Honcharuk​ previously submitted his resignation on January 17, amid a scandal surrounding an audio recording in which he allegedly disparages the economic knowledge and competence of both himself and Zelenskiy.

Zelenskiy at the time declined to accept it.

Honcharuk and his ministers had submitted a land-market reform bill into parliament and turned over several hundred state-owned companies to be privatized in moves lauded by western governments and lenders.

Land reform passed a first reading in parliament in November 2019, but opposition parties have submitted several thousand amendments, delaying its passage in a second reading.
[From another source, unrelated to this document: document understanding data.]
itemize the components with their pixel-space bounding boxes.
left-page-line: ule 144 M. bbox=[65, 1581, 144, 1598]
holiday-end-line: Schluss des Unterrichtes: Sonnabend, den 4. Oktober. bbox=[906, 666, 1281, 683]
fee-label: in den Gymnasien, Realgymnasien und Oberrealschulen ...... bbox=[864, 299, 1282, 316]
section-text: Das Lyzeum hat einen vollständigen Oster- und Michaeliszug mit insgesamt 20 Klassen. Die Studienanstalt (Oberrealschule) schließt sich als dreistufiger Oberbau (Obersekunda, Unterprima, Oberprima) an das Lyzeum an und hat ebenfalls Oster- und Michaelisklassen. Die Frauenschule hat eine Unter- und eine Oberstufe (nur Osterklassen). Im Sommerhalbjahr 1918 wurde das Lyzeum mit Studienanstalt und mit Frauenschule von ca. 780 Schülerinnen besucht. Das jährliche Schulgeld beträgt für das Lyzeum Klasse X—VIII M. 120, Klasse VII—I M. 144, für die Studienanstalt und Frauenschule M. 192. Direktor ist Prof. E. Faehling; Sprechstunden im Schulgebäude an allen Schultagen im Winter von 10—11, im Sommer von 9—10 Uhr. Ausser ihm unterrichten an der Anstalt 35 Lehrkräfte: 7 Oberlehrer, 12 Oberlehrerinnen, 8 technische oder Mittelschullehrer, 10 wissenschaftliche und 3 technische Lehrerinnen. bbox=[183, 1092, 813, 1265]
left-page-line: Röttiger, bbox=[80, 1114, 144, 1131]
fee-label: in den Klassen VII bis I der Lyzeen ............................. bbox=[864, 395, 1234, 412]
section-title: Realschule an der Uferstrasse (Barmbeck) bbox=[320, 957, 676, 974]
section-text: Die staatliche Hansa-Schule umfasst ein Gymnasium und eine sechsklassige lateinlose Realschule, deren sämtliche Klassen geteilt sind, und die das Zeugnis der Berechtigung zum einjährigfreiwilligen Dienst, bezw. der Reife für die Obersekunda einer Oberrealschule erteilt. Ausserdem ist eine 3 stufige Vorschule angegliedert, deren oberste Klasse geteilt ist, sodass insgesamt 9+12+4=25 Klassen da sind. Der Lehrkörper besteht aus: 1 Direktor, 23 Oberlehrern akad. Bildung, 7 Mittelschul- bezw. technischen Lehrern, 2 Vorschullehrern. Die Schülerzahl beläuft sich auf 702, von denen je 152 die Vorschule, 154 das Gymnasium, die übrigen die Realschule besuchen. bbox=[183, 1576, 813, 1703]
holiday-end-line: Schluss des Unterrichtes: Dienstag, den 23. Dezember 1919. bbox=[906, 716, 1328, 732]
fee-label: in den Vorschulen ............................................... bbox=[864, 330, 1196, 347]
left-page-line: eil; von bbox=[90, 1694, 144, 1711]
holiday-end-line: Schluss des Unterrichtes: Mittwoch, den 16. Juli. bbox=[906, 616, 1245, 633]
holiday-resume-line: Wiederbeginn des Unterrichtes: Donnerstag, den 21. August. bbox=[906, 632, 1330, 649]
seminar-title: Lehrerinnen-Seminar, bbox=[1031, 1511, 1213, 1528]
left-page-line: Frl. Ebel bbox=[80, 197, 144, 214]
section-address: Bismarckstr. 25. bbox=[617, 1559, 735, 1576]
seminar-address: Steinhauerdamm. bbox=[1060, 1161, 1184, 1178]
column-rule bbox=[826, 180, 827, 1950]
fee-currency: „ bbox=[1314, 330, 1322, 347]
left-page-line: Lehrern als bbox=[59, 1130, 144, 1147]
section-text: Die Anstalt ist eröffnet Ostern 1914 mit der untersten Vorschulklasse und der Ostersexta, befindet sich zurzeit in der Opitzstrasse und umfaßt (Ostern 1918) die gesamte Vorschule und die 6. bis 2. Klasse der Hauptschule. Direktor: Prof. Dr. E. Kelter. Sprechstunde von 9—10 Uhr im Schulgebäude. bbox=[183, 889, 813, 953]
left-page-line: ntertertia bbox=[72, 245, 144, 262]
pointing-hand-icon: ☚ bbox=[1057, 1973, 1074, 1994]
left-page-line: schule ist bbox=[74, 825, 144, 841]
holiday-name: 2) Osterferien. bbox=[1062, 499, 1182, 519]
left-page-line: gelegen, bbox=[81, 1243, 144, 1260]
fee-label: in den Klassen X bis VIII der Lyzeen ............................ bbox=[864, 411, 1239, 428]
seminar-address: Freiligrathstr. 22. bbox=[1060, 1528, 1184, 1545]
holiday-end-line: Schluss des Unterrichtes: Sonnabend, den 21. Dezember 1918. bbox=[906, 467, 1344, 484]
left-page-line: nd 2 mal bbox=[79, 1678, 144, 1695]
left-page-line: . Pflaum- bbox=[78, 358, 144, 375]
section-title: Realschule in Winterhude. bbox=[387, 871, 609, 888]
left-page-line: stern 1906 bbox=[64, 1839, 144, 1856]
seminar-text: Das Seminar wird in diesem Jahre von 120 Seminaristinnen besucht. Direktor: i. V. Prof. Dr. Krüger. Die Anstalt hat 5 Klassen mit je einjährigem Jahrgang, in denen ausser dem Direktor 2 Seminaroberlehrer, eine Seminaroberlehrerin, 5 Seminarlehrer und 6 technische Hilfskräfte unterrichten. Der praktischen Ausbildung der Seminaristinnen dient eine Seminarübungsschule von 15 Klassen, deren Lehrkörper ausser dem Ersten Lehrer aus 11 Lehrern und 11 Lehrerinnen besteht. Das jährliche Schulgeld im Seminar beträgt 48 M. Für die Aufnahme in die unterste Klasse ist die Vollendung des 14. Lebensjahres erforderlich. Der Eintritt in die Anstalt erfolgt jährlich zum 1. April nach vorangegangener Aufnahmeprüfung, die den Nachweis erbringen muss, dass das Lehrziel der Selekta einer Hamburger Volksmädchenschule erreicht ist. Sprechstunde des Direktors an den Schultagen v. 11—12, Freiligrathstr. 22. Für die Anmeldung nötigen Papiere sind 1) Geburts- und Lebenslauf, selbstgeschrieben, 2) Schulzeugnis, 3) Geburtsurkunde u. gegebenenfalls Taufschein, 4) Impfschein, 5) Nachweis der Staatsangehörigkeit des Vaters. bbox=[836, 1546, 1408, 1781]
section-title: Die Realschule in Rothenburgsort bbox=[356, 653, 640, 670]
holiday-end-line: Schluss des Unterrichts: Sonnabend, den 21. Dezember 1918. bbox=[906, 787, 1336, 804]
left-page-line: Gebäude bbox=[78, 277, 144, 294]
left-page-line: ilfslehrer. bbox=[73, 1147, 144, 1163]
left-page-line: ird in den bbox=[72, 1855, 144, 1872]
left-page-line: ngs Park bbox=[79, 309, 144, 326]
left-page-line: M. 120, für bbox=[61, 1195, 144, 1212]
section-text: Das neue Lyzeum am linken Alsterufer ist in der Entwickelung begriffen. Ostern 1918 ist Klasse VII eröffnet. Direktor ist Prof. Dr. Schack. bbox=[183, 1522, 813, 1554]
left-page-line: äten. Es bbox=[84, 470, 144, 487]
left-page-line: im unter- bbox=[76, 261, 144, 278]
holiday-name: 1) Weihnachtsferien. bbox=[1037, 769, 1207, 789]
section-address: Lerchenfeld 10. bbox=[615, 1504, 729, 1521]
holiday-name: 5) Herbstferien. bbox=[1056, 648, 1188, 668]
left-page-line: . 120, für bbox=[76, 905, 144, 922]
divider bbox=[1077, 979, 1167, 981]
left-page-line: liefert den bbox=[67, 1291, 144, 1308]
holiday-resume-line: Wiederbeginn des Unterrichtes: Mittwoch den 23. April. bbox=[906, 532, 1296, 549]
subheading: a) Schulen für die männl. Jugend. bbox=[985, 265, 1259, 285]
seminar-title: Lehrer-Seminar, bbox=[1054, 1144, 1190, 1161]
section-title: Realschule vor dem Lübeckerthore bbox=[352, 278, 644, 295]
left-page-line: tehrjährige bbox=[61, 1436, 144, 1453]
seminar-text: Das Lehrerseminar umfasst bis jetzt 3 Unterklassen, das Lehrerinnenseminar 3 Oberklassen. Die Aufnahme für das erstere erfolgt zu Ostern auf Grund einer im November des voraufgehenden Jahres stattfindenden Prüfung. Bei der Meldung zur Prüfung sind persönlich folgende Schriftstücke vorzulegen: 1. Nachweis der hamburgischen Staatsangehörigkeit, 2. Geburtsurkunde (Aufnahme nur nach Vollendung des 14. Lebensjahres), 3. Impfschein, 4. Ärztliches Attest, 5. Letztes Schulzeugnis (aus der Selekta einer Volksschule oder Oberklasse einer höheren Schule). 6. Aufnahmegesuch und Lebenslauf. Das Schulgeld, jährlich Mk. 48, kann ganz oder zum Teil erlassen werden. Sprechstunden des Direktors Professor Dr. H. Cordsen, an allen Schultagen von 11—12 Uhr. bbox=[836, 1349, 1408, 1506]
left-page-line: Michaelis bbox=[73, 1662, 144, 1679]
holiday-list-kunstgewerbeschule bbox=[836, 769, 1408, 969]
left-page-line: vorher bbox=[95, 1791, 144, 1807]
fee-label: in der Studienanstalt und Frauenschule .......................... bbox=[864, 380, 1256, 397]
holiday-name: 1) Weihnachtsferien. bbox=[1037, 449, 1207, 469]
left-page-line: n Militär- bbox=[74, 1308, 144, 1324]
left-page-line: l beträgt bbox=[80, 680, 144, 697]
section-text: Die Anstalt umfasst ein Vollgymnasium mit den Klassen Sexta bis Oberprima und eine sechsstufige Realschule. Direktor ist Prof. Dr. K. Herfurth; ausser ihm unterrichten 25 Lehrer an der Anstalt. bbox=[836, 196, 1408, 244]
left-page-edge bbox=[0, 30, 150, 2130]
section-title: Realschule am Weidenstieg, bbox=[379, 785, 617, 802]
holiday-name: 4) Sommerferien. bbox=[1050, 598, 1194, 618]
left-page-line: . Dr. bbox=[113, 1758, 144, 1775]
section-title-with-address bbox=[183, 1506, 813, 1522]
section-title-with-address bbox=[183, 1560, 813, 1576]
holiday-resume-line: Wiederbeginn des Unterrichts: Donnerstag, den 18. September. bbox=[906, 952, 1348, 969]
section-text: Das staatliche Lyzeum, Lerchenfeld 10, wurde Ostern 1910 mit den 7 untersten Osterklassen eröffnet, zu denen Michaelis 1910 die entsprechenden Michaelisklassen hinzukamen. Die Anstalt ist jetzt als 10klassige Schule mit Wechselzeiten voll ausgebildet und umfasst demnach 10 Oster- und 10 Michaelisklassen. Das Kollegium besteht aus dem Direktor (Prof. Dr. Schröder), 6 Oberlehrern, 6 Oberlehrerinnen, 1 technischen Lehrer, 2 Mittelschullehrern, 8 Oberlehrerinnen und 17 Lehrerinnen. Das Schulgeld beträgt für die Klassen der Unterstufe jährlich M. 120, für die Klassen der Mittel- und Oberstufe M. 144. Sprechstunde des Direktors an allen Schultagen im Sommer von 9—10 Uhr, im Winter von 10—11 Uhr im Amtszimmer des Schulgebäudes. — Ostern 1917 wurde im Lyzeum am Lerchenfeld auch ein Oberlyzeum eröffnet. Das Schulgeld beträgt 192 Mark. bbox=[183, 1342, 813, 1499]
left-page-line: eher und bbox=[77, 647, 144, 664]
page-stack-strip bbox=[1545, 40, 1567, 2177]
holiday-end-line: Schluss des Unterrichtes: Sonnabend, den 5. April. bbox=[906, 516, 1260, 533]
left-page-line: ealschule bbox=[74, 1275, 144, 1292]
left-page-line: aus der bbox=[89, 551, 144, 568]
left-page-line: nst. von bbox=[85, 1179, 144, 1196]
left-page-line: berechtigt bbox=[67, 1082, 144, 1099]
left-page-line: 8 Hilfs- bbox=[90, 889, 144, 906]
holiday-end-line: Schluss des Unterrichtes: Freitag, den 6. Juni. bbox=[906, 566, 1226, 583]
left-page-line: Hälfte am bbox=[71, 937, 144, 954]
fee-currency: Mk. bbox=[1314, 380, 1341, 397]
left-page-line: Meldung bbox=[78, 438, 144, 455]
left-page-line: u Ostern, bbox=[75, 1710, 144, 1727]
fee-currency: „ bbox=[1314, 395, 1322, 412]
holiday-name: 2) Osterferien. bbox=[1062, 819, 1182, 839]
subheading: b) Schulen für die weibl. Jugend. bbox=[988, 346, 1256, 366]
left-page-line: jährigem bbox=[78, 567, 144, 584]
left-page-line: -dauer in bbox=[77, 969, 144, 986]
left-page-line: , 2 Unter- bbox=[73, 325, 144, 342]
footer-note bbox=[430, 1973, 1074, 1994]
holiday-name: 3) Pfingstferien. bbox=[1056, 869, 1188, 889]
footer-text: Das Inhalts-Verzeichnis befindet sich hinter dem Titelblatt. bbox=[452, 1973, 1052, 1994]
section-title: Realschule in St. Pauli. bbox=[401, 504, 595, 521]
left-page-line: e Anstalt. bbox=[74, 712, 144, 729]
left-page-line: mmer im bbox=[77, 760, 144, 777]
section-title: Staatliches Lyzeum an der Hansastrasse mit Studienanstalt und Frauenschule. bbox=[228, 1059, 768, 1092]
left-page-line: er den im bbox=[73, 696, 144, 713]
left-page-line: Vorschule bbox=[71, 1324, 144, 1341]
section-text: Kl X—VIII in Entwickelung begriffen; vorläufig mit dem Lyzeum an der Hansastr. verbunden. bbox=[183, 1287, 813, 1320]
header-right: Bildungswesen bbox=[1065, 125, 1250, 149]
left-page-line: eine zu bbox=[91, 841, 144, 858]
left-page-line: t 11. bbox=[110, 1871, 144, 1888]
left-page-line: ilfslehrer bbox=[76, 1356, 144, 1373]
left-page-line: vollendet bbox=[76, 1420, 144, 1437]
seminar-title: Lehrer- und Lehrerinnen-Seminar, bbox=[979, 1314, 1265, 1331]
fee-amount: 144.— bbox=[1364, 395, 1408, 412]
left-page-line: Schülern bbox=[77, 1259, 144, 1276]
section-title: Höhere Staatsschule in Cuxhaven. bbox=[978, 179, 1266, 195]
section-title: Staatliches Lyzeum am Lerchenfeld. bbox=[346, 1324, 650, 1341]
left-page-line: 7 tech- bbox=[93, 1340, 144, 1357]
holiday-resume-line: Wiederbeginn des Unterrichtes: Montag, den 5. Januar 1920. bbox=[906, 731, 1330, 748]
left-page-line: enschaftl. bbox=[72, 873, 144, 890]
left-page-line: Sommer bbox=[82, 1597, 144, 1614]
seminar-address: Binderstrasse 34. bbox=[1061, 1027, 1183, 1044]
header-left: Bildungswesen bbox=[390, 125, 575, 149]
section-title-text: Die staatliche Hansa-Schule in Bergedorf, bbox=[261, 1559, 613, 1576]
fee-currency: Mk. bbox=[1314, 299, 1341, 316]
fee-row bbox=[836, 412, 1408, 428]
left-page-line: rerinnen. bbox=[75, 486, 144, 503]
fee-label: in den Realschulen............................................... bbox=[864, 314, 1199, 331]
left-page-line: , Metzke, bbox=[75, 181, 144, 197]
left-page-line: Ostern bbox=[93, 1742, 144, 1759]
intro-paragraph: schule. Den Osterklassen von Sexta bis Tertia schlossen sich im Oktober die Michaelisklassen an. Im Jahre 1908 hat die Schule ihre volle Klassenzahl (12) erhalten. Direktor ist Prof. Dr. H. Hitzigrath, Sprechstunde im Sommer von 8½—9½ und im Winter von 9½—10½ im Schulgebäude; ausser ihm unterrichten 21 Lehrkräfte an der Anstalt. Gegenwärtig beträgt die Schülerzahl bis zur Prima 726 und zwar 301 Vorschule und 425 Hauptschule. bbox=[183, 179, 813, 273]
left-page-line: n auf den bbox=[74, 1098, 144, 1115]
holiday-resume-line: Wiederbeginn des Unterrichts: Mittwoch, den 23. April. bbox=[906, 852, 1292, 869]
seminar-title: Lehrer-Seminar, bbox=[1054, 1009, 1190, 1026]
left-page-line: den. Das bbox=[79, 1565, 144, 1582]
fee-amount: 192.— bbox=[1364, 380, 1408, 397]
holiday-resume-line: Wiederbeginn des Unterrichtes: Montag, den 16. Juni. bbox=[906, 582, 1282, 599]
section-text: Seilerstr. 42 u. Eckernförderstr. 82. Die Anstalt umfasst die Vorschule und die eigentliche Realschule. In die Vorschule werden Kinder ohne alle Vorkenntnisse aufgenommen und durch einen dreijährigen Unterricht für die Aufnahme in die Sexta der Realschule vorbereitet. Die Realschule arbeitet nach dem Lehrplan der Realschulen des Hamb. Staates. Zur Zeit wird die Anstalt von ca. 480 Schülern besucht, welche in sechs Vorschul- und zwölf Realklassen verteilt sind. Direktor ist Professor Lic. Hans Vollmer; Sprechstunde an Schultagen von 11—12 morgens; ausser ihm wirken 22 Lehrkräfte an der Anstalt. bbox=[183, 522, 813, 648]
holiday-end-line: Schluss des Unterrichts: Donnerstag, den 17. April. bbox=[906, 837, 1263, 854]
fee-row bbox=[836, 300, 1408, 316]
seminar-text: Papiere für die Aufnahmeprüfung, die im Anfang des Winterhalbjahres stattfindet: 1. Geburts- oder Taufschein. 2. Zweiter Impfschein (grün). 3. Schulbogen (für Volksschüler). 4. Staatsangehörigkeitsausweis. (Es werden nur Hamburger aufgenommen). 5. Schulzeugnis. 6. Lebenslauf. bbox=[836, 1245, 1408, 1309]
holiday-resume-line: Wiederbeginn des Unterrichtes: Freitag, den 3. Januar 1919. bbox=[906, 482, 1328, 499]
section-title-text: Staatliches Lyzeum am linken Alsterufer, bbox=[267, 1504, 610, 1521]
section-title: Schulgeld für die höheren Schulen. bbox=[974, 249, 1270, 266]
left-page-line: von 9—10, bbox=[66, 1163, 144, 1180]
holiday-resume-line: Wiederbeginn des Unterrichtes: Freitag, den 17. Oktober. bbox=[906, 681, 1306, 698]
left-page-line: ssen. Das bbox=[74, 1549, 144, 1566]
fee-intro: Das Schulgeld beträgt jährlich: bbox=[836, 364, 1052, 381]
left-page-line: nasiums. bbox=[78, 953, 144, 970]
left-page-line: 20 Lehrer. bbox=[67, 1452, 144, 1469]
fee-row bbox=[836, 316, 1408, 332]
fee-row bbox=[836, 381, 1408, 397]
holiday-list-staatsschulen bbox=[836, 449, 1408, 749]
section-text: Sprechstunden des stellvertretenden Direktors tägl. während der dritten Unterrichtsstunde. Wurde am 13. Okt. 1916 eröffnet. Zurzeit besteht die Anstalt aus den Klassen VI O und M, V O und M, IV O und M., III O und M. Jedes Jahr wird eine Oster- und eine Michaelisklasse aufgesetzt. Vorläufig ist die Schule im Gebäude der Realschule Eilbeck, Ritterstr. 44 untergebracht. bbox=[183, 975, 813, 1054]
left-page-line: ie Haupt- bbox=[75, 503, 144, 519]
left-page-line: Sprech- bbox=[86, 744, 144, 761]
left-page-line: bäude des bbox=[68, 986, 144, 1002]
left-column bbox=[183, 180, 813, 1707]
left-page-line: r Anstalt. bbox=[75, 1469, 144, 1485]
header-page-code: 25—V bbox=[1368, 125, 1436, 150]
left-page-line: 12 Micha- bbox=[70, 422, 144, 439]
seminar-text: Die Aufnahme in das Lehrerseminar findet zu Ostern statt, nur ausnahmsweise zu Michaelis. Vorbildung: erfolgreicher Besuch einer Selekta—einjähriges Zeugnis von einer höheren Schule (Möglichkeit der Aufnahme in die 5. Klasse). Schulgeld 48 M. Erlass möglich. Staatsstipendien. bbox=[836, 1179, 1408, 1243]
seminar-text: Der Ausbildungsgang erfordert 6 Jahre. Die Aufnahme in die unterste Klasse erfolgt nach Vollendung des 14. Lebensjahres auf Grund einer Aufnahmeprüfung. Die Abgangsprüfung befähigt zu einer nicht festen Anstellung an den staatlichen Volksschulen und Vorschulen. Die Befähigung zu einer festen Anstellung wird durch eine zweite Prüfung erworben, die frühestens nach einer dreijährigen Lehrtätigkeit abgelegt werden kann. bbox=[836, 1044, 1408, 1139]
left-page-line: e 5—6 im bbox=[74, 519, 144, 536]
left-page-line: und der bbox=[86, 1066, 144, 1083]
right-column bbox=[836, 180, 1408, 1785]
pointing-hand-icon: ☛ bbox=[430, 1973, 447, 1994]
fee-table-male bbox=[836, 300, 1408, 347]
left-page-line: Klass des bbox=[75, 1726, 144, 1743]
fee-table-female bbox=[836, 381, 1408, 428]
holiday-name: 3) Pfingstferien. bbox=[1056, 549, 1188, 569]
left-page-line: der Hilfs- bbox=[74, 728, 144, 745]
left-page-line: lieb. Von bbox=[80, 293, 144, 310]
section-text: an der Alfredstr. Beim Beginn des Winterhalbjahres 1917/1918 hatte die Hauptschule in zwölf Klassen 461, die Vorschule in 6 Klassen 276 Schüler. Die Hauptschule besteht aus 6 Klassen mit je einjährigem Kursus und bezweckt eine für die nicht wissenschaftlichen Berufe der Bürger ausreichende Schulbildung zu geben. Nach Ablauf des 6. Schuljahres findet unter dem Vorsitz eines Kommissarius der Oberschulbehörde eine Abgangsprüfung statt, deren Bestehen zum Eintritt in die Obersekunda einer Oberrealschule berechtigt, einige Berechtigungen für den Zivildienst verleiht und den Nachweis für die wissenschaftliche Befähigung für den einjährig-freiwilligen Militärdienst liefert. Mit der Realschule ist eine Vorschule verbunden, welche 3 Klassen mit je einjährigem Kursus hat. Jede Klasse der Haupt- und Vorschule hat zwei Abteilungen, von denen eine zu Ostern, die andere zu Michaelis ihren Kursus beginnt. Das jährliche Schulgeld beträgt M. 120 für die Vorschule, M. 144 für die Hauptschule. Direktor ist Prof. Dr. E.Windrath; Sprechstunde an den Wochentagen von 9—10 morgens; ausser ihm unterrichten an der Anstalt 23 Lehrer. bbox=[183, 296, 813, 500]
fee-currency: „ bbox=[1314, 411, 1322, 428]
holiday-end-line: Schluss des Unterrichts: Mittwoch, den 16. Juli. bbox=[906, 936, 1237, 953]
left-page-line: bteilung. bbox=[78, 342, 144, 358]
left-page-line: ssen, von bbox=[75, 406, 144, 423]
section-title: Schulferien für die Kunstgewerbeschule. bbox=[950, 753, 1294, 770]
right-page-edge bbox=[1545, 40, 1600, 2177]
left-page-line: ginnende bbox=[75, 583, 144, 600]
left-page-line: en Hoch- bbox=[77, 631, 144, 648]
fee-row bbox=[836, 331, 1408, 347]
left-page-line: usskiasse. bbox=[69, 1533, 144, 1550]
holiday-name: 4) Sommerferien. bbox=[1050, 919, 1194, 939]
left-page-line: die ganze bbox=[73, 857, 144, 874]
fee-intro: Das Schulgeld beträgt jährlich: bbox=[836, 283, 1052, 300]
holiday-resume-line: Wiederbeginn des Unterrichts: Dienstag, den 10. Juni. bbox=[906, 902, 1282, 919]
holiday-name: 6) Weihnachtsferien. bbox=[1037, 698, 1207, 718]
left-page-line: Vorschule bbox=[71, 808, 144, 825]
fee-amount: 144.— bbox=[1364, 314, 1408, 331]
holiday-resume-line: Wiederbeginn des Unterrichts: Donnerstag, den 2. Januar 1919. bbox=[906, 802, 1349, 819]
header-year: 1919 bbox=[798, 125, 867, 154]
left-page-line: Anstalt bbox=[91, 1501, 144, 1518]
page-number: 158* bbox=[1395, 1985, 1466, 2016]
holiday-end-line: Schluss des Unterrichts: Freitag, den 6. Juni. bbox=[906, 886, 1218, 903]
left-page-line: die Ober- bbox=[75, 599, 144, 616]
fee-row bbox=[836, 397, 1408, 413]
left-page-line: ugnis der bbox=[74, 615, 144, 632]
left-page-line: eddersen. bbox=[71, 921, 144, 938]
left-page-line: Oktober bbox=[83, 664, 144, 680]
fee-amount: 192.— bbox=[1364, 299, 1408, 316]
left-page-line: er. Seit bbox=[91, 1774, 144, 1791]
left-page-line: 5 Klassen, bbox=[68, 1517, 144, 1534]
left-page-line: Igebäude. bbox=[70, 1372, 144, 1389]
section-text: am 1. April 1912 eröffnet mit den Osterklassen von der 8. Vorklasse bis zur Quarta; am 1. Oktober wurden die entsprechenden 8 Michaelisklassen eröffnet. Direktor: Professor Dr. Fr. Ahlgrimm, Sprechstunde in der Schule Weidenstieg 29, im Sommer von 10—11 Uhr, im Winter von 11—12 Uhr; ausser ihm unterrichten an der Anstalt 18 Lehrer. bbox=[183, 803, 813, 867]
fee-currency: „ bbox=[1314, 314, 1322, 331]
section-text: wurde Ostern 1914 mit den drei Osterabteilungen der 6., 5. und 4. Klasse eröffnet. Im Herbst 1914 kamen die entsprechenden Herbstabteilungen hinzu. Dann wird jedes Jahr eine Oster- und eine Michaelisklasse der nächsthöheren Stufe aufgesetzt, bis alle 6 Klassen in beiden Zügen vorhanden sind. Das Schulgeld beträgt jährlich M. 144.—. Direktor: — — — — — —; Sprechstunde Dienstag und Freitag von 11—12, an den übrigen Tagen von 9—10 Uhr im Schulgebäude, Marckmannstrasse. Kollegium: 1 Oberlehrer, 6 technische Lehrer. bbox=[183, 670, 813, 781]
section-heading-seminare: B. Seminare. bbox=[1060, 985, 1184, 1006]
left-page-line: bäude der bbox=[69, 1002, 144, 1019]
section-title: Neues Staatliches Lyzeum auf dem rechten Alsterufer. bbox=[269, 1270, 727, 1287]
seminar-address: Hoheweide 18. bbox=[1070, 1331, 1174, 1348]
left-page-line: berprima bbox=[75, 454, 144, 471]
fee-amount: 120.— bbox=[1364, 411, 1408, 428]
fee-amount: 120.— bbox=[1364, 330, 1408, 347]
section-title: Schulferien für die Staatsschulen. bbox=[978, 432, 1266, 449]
Western analysts have said land reform would be the biggest driver of Ukraine’s economic growth in the coming years. Ukraine is one of just six countries, including Cuba and North Korea, that doesn’t have a land market. However, powerful interests inside the country have been opposed to land reform and other policies pushed by the Honcharuk government.

“The government changes just create another period of uncertainty and instability and possibly delay what we thought could be a major year for Ukraine’s economy,” said Williams.

Zelenskiy won a landslide victory in April 2019 on promises to end endemic corruption, attract foreign investment, and end the war in the east with Russian-backed separatists. Three months later, his Servant Of The People party swept national elections, giving him unprecedented power to push through major economic reforms that had been stalled by oligarchs for decades.

However, public trust in Zelenskiy has slid from nearly 80 percent in September to around 50 percent last month, polling figures from Kyiv-based policy center Razumkov Center show.